Diego’s sexual reputation precedes him. When he first moved to the center in 1976, from the San Diego Zoo, there were just 15 members of his species left: two other males and 12 females. Now, thanks in large part to Diego’s work ethic, there are 2,000 tortoises, which the Galápagos National Park and Galápagos Conservancy consider sufficient to end the program.

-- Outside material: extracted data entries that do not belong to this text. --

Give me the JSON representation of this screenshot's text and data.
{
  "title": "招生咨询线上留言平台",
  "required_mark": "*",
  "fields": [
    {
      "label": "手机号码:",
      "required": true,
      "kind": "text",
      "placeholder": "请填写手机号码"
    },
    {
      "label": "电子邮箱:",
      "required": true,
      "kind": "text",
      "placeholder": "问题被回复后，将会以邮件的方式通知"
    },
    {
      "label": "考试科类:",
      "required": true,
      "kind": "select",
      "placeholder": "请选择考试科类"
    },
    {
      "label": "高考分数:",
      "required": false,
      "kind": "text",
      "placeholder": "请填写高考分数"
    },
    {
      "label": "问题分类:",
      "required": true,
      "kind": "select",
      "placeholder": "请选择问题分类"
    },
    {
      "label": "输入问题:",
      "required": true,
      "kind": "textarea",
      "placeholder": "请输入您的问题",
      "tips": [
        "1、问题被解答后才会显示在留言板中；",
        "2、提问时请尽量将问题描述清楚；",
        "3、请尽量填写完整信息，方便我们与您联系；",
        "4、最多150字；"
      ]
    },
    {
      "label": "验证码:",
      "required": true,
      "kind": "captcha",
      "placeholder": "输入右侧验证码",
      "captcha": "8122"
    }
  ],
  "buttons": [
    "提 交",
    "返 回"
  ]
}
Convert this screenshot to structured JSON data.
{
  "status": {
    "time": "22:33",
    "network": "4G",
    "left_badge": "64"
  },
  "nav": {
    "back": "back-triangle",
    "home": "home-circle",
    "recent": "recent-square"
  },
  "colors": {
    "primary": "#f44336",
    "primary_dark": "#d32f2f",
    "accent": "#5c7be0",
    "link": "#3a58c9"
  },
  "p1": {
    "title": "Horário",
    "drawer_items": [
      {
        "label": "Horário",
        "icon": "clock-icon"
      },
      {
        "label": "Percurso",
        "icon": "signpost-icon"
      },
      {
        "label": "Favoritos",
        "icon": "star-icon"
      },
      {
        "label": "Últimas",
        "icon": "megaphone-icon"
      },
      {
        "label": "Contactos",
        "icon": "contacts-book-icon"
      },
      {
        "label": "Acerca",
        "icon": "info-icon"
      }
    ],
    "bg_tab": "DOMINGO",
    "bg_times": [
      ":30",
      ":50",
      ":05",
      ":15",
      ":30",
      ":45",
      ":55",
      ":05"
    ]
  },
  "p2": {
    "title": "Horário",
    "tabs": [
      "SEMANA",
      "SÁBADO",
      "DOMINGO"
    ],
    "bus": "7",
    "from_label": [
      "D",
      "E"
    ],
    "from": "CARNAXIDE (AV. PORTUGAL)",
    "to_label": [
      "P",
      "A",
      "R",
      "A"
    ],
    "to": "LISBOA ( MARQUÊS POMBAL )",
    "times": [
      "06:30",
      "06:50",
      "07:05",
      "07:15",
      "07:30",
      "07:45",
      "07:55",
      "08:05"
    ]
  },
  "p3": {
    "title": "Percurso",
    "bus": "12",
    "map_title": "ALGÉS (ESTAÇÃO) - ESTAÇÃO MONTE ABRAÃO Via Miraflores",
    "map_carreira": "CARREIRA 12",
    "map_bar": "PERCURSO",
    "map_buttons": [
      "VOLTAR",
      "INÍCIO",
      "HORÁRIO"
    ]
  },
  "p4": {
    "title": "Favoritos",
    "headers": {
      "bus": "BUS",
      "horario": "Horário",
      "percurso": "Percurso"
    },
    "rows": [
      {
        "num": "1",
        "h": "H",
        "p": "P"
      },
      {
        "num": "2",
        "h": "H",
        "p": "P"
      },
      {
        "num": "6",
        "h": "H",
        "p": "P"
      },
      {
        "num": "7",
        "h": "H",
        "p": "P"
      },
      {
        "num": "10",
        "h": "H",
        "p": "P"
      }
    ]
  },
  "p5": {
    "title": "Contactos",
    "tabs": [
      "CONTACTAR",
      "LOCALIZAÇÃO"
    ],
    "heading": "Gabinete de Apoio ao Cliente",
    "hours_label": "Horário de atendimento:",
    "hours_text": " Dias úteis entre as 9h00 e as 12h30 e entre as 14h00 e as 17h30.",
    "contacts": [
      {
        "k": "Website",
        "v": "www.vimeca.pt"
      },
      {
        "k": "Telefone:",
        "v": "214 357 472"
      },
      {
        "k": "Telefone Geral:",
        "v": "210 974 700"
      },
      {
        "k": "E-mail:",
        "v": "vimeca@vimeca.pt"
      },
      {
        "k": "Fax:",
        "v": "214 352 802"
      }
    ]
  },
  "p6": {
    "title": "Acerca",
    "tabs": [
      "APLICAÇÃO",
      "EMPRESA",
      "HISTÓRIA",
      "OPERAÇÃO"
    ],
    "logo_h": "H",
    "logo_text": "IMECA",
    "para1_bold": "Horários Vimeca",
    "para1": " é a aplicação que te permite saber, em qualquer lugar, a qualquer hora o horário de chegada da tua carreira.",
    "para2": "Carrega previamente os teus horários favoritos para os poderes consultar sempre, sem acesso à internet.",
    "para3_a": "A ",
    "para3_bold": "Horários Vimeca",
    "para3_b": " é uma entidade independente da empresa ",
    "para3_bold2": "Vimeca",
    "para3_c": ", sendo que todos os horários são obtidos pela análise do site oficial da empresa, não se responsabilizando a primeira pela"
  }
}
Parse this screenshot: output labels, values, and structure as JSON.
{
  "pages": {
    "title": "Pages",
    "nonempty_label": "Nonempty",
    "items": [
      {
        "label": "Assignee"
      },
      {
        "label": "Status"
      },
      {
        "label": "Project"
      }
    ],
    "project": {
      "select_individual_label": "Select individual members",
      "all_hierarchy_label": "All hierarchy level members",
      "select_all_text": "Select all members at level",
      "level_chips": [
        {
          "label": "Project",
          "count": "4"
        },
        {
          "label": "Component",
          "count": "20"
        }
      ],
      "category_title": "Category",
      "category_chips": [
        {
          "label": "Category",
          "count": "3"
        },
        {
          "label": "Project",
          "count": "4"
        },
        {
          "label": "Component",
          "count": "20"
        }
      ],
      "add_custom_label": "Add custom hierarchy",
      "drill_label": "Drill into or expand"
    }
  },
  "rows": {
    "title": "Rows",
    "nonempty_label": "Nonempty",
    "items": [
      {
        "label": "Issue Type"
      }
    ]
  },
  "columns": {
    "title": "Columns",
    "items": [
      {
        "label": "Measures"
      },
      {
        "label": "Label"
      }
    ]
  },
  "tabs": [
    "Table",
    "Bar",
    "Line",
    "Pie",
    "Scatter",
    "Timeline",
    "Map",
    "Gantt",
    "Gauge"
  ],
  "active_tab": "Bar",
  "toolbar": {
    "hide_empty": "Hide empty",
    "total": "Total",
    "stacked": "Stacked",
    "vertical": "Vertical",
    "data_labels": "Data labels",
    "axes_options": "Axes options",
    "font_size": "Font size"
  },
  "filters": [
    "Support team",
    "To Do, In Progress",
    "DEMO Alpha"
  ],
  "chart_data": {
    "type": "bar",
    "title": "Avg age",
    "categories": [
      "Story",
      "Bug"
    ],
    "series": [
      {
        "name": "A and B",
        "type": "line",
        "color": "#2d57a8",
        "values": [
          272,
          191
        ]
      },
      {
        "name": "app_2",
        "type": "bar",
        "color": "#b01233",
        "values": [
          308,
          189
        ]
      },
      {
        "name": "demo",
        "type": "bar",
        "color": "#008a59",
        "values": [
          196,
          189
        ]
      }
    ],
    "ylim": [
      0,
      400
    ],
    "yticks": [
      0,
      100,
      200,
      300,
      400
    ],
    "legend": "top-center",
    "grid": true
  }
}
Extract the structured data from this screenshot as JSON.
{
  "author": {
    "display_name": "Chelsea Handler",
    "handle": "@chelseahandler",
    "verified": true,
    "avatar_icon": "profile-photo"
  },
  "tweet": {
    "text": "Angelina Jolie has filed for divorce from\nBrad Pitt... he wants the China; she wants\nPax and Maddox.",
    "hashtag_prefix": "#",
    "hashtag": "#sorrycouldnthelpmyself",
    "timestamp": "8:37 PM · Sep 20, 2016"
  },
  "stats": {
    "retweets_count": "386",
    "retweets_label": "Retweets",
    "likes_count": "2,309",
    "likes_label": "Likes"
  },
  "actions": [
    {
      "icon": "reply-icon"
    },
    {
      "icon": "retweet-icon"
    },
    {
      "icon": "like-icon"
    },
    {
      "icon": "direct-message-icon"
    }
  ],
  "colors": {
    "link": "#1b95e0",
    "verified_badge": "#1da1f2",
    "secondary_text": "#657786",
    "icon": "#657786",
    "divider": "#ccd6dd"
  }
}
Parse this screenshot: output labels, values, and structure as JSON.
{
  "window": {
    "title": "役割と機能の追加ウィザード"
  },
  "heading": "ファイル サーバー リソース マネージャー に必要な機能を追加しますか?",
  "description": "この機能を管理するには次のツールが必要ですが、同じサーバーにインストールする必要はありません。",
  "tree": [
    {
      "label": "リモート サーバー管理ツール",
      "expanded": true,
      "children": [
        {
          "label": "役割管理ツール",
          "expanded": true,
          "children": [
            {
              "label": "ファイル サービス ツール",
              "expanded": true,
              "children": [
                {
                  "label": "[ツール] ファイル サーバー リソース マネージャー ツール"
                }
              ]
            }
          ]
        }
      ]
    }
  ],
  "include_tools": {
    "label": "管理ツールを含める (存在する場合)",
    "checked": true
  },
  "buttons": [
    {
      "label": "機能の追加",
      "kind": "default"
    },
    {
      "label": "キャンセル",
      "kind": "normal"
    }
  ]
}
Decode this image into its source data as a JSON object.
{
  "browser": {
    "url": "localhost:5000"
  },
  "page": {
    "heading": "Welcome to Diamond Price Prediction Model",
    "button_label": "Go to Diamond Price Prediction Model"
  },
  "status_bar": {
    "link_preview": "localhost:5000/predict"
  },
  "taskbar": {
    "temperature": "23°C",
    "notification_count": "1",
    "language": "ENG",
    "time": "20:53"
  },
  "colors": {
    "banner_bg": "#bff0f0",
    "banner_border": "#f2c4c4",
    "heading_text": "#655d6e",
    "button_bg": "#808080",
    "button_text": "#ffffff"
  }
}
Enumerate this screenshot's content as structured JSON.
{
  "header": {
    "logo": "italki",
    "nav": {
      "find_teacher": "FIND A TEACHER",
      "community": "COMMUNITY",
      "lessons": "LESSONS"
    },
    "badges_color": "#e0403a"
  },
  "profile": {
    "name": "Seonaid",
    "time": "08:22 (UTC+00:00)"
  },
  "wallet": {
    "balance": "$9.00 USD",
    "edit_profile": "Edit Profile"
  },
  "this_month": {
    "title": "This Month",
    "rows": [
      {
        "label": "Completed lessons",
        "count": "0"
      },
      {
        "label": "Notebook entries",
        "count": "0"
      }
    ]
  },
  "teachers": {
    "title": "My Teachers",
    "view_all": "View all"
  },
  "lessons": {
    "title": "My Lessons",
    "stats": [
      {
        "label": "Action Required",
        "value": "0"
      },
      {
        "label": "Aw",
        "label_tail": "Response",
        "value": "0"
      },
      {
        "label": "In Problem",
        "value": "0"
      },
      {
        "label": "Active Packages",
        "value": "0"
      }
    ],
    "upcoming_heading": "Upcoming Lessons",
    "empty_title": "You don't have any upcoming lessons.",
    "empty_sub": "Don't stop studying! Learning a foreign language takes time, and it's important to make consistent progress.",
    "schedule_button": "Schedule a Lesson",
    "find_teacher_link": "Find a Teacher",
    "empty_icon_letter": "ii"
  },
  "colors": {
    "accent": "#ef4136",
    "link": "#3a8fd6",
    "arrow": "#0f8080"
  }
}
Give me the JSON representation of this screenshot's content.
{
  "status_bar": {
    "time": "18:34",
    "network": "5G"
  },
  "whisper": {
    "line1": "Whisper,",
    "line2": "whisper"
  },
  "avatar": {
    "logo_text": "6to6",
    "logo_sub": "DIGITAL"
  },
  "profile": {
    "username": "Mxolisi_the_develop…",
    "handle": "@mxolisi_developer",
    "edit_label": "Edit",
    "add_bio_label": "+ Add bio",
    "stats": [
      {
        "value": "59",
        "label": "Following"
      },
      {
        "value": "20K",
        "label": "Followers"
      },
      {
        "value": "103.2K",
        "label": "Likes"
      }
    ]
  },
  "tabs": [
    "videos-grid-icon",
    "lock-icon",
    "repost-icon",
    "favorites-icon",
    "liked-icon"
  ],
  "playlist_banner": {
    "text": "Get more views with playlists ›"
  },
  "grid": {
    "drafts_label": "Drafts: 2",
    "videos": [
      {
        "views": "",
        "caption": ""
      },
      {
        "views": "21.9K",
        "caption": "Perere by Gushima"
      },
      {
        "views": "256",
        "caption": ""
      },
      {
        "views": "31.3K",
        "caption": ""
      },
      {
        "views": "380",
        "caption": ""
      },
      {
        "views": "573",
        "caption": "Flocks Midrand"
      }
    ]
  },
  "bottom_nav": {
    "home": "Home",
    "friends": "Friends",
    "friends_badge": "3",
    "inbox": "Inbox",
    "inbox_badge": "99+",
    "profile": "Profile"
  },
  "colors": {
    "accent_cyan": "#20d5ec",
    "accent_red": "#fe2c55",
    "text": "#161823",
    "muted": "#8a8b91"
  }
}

Here’s Diego, getting the job done.
To give credit where credit is due, another specimen, E5, actually fathered more offspring than Diego did. The reason you don’t hear much about E5, however, is that he’s “more reserved” and “less charismatic” than our little Lothario (or, not so little; Diego actually measures about five feet at full extension), James P. Gibbs, a professor of environmental and forest biology at the State University of New York in Syracuse, told the Times. Diego has “a big personality — quite aggressive, active and vocal in his mating habits and so I think he has gotten most of the attention,” Gibbs said. “But it clearly is the other, quieter male that has had more success. Maybe he prefers to mate more at night.”
Or maybe, because tortoises also form relationships — recall the gutting tortoise breakup of 2012 — the issue is that belligerent men can be very off-putting indeed. Who can really say for sure? Regardless, congratulations on your long and fruitful career, Diego. We’re all very proud.